By using this option, you can achieve one of the following objectives:

  1. Extract all characters to the left of a letter/word.
  2. Extract all characters to the right of a letter/word.
  3. Extract specific number of characters to the left of a letter/word.
  4. Extract specific number of characters to the right of a letter/word.

The letter/word can be included in the extracted string by using the left of and including/right of and including option.

Extracting characters from beginning or end

By using this option, one of the following objectives can be achieved.

  1. Extract a specific number of characters from the beginning of the string.
  2. Extract a specific number of characters from the end of the string.

Starts with

You can use this option to extract all strings that starts with a specific word/number/character.

Does not start with

You can use this option to extract all strings that does NOT start with a specific word/number/character.

Ends with

You can use this option to extract all strings that ends with a specific word/number/character.

Does not end with

You can use this option to extract all strings that does NOT end with a specific word/number/character.

Starts with a number

You can use this option to extract all strings that starts with a number.
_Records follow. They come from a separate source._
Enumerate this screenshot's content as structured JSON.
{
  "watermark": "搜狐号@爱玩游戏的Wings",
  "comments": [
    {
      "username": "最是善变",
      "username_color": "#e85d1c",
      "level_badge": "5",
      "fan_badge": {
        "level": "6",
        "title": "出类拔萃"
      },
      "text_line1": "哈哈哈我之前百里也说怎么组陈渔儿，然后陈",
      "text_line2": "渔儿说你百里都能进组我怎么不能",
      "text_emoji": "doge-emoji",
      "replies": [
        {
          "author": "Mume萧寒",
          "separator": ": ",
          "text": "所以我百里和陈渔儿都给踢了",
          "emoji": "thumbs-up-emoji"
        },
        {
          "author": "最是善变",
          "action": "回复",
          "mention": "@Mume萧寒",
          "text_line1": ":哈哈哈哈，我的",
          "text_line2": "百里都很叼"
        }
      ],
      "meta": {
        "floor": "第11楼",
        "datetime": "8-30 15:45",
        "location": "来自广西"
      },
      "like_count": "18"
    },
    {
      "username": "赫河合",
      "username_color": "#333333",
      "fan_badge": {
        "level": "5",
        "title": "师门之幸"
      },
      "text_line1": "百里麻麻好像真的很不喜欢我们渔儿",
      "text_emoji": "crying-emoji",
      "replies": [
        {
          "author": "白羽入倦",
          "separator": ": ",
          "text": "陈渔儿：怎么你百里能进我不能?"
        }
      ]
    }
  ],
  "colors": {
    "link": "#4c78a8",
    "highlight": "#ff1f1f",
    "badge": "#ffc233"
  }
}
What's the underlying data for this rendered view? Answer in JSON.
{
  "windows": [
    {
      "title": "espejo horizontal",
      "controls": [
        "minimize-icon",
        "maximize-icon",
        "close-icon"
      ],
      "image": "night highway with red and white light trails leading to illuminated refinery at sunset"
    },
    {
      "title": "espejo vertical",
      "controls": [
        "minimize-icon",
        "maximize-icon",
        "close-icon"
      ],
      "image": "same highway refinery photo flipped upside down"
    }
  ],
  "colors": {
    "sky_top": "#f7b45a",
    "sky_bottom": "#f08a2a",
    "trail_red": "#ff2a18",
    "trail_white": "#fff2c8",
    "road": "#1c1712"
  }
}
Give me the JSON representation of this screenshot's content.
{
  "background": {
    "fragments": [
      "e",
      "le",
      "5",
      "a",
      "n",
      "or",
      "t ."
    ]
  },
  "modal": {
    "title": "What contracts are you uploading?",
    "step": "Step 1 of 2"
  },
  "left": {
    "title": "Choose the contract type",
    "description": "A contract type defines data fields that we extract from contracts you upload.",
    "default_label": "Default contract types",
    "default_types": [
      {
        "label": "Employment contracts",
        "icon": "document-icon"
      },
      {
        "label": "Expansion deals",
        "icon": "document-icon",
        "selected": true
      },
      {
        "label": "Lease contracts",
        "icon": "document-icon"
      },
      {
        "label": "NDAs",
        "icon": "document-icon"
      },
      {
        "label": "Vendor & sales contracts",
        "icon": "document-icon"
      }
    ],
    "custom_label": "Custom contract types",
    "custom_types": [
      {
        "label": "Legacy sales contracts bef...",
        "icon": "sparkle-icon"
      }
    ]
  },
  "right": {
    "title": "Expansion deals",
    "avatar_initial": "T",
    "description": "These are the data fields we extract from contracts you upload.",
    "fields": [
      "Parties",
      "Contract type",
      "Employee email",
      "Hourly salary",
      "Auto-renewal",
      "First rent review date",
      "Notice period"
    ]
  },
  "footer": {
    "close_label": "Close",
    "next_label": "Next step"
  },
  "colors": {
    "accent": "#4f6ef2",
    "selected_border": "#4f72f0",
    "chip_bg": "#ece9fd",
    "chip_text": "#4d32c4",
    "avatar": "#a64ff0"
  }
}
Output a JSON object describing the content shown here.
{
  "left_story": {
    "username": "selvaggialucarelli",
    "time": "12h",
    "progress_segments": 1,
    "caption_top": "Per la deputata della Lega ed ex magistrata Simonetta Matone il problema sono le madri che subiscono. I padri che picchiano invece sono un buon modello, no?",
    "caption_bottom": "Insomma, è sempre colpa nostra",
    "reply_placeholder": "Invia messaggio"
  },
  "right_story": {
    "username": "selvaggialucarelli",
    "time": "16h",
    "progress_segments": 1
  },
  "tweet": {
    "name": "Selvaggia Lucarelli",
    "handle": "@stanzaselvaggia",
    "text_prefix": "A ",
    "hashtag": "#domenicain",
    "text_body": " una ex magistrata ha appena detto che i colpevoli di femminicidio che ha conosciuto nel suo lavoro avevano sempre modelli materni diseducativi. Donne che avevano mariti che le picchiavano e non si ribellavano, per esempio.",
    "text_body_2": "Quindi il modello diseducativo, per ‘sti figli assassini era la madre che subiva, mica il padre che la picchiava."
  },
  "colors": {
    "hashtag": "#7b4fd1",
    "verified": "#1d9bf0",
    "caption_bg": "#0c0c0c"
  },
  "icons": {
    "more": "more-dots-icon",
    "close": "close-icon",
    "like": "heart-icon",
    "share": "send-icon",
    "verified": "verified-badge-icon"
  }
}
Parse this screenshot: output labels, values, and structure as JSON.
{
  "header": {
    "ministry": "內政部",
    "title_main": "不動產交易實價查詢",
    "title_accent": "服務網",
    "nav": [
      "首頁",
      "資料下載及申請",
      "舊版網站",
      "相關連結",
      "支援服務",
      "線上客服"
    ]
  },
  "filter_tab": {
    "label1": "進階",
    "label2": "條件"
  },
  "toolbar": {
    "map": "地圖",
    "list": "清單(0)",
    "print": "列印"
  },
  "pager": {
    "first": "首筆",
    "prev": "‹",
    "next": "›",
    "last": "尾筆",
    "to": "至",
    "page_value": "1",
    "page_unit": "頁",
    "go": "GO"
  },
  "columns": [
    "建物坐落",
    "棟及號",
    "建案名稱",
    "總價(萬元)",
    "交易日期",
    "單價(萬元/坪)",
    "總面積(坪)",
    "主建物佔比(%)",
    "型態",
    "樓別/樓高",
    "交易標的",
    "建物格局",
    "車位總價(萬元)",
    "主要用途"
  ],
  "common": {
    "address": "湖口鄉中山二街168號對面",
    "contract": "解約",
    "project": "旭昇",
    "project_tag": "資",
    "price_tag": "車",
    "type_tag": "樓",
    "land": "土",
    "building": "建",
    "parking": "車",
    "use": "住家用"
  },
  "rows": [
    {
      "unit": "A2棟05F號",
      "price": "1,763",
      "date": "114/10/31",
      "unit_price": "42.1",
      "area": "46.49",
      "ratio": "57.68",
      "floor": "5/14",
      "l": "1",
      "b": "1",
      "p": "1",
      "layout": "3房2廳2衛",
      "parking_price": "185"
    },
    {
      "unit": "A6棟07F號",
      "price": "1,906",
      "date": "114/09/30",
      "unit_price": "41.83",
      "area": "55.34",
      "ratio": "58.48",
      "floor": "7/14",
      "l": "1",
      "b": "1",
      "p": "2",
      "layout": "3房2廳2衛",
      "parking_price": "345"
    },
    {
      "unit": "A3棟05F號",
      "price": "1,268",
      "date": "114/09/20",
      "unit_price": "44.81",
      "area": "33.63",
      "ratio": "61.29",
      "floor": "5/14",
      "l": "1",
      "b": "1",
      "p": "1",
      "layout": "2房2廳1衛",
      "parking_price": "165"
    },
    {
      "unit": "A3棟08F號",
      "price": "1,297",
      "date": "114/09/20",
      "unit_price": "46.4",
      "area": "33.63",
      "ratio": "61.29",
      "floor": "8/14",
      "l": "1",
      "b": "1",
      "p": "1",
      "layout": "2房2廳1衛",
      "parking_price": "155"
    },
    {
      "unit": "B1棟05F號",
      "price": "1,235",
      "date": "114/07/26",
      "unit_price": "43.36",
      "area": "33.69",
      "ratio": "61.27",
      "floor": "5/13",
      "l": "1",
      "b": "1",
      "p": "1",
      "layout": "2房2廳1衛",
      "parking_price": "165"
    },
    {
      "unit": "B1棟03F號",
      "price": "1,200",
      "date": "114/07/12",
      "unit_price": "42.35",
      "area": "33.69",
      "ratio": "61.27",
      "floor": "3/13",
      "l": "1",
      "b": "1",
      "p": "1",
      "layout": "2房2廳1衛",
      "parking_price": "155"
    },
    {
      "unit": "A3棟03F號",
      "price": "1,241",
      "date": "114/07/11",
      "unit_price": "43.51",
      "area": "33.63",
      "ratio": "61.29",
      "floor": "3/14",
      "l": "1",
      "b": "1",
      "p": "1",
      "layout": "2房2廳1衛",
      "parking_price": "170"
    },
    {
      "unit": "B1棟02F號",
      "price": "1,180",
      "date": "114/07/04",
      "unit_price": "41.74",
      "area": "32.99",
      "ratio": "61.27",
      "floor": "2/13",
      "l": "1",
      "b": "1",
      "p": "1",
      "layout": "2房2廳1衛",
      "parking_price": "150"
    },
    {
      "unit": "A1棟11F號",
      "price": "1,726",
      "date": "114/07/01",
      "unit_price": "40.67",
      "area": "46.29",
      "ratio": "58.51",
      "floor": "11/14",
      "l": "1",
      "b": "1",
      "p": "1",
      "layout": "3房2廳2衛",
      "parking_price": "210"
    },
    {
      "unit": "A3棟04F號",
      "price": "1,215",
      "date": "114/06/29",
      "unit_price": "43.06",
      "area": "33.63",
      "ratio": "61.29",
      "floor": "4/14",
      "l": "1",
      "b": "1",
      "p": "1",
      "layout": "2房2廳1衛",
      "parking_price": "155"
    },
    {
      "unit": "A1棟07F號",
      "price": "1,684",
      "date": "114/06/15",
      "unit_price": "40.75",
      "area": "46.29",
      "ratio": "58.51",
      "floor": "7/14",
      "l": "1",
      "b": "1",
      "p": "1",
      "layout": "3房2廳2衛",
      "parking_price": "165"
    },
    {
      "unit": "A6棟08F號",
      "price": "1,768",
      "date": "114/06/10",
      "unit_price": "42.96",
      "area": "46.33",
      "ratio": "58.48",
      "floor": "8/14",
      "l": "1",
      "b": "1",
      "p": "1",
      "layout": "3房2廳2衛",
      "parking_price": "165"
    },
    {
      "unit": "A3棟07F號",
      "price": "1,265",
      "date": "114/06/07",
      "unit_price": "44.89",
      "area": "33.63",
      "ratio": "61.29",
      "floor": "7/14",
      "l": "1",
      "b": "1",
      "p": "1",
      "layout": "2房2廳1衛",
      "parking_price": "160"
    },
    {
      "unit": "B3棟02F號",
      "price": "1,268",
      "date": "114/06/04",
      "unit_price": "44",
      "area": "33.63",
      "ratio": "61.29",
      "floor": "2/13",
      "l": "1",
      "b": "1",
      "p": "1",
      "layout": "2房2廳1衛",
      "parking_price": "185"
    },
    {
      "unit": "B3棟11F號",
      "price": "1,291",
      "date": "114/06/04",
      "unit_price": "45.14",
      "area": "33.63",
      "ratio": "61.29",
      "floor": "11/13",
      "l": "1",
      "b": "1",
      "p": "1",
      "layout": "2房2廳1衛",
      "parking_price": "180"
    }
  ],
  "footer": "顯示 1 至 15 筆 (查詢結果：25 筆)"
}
Does not start with a number

You can use this option to extract all strings that does NOT start with a number.

Ends with a number

You can use this option to extract all strings that ends with a number.

Does not end with a number

You can use this option to extract all strings that does NOT end with a number.

Contains a number

You can use this option to extract all strings that contains a number.

Does not contain a number

You can use this option to extract all strings that does NOT contain a number.

Regular expression

You can use Regular expression, or RegEx, to customize a search pattern. It's a powerful tool to find and extract sub-strings from a text column that would otherwise not match any other pre-defined searches above.

Refer to this Regex documentation for detailed information on usage.

All except regular expression

Use All except regular expression when you want to remove the specified regex string from the extract.

This is how:

  • Open the tasks menu → “Text Functions” → “Extract Text”
  • In the "What to extract" drop down, select “All except regular expression”
  • Enter the RegEx in the field below it. It should look something like this:
  • Click Apply and it'll extract everything except the regex.

Refer to this guide to learn how to create regular expressions.

info
  1. Result Column: The result column documentation
  2. Conditions: To apply conditions to extraction.